Adalimumab Biosimilars
Finally—perhaps unsurprisingly—we come to the adalimumab category. The numbers are a bit more difficult to interpret, because IQVIA does not include the Cordavis biosimilars in their reporting. However, they indicate a 27% biosimilar penetration into this market. Whereas several biosimilars have less than 10% marketshare, Abrilada, Cyltezo, Hulio, Idacio, Yuflyma, and Yusimry are well below my arbitrary 3% threshold. They were commercialized two years ago. Nuvaila’s private-label version of Amgen’s Amjevita, is also at 3% marketshare, and the original Amjevita brand is at 2%.
We assume that all of the manufacturers of these underperforming adalimumab biosimilars are considering their options. Even if three brands were taken off the market completely, it would still leave more than 4 competitors, with low WAC pricing in the area of $500 per 40-mg dose.

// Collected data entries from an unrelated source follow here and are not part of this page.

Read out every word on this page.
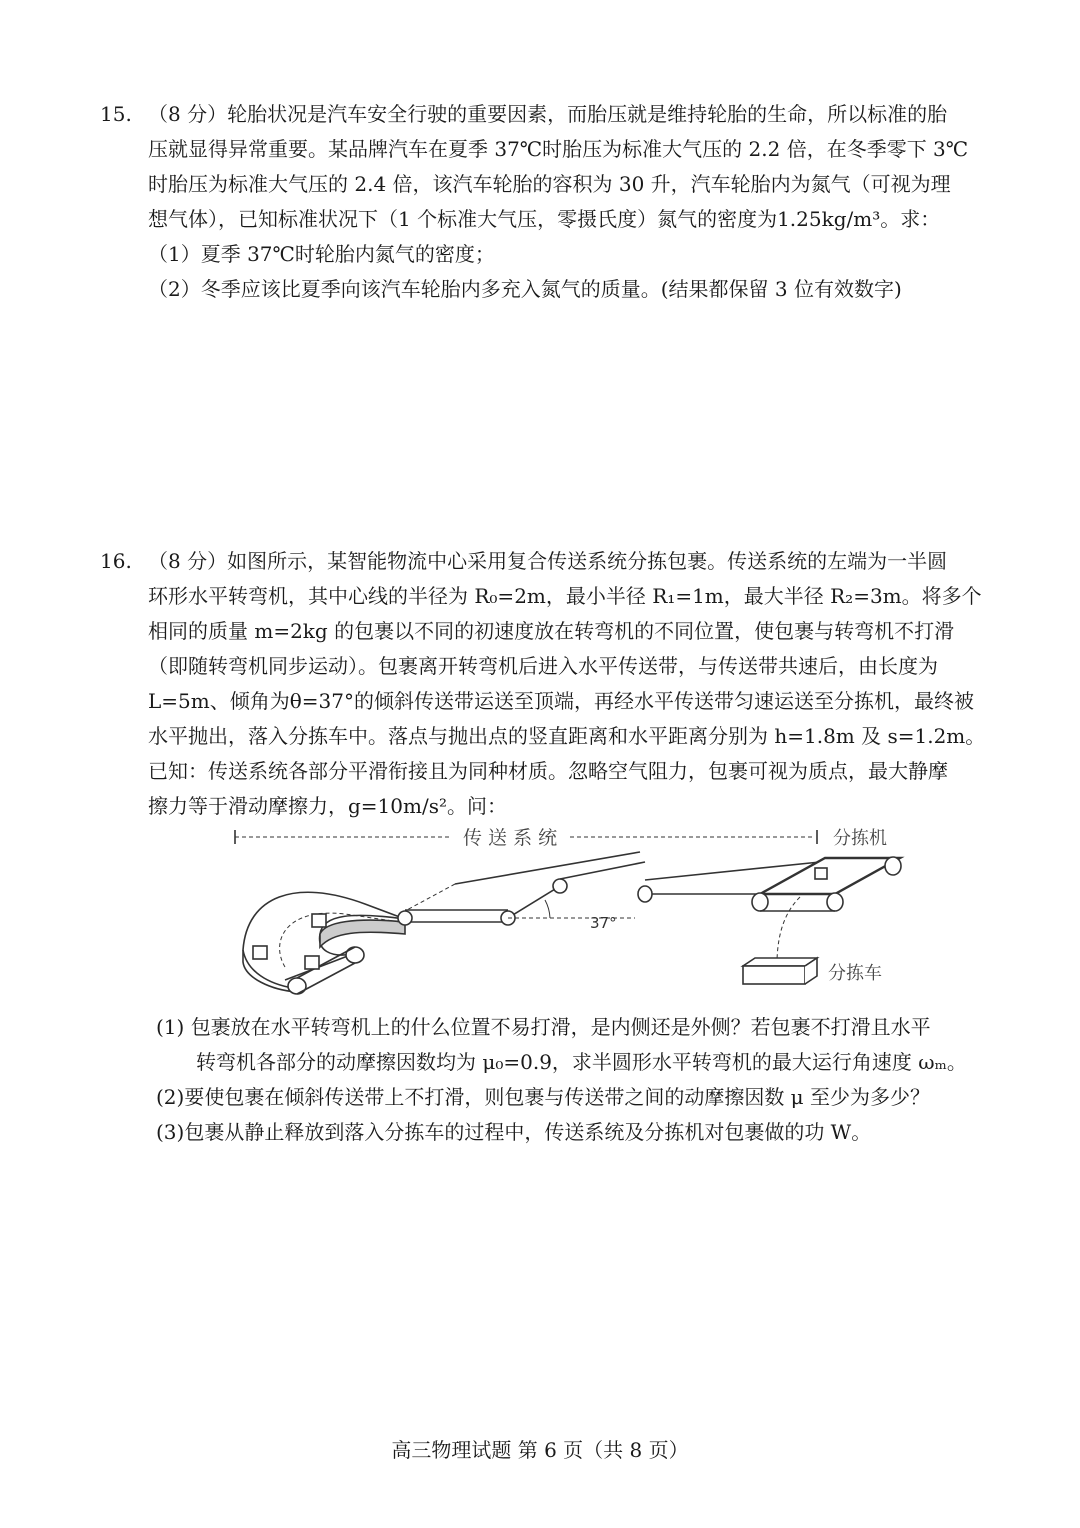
15. （8 分）轮胎状况是汽车安全行驶的重要因素，而胎压就是维持轮胎的生命，所以标准的胎

压就显得异常重要。某品牌汽车在夏季 37℃时胎压为标准大气压的 2.2 倍，在冬季零下 3℃

时胎压为标准大气压的 2.4 倍，该汽车轮胎的容积为 30 升，汽车轮胎内为氮气（可视为理

想气体），已知标准状况下（1 个标准大气压，零摄氏度）氮气的密度为1.25kg/m³。求：

（1）夏季 37℃时轮胎内氮气的密度；

（2）冬季应该比夏季向该汽车轮胎内多充入氮气的质量。(结果都保留 3 位有效数字)

16. （8 分）如图所示，某智能物流中心采用复合传送系统分拣包裹。传送系统的左端为一半圆

环形水平转弯机，其中心线的半径为 R₀=2m，最小半径 R₁=1m，最大半径 R₂=3m。将多个

相同的质量 m=2kg 的包裹以不同的初速度放在转弯机的不同位置，使包裹与转弯机不打滑

（即随转弯机同步运动）。包裹离开转弯机后进入水平传送带，与传送带共速后，由长度为

L=5m、倾角为θ=37°的倾斜传送带运送至顶端，再经水平传送带匀速运送至分拣机，最终被

水平抛出，落入分拣车中。落点与抛出点的竖直距离和水平距离分别为 h=1.8m 及 s=1.2m。

已知：传送系统各部分平滑衔接且为同种材质。忽略空气阻力，包裹可视为质点，最大静摩

擦力等于滑动摩擦力，g=10m/s²。问：

传 送 系 统	分拣机
37°
分拣车

(1) 包裹放在水平转弯机上的什么位置不易打滑，是内侧还是外侧？若包裹不打滑且水平

转弯机各部分的动摩擦因数均为 μ₀=0.9，求半圆形水平转弯机的最大运行角速度 ωₘ。

(2)要使包裹在倾斜传送带上不打滑，则包裹与传送带之间的动摩擦因数 μ 至少为多少？

(3)包裹从静止释放到落入分拣车的过程中，传送系统及分拣机对包裹做的功 W。

高三物理试题 第 6 页（共 8 页）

Does Low WAC Mean Low Profitability?
This brings me to the final topic of discussion: low WAC pricing in the ustekinumab space relative to the adalimumab category—two immunology biologics with similar indications. Consider that the original list price of reference product Stelara was much higher than that for Humira ($29,000 vs. $3,461, respectively).
At a 90% discount for ustekinumab biosimilars, its $3,000 per 90-mg dose is sixfold higher than that for a 85% WAC discount for adalimumab. As a result, the profit margin for ustekinumab biosimilar manufacturers should not be nearly as tight as that for adalimumab biosimilar makers. Assuming that the production price for ustekinumab is far lower than the low-WAC price, manufacturers may have the ability to take a longer view to market penetration.
In talking with many of my colleagues, it seems reasonable to expect a quicker uptake for Stelara biosimilars than we experienced with competition for Humira. Perhaps the second quarter data to be reported by Samsung Bioepis later this year will confirm our suspicions.
In the meantime, several biosimilars across drug categories have gained excellent uptake over time, and their producers should be congratulated for their courage and fortitude in demonstrating the way forward in obtaining the promised savings through biosimilar competition.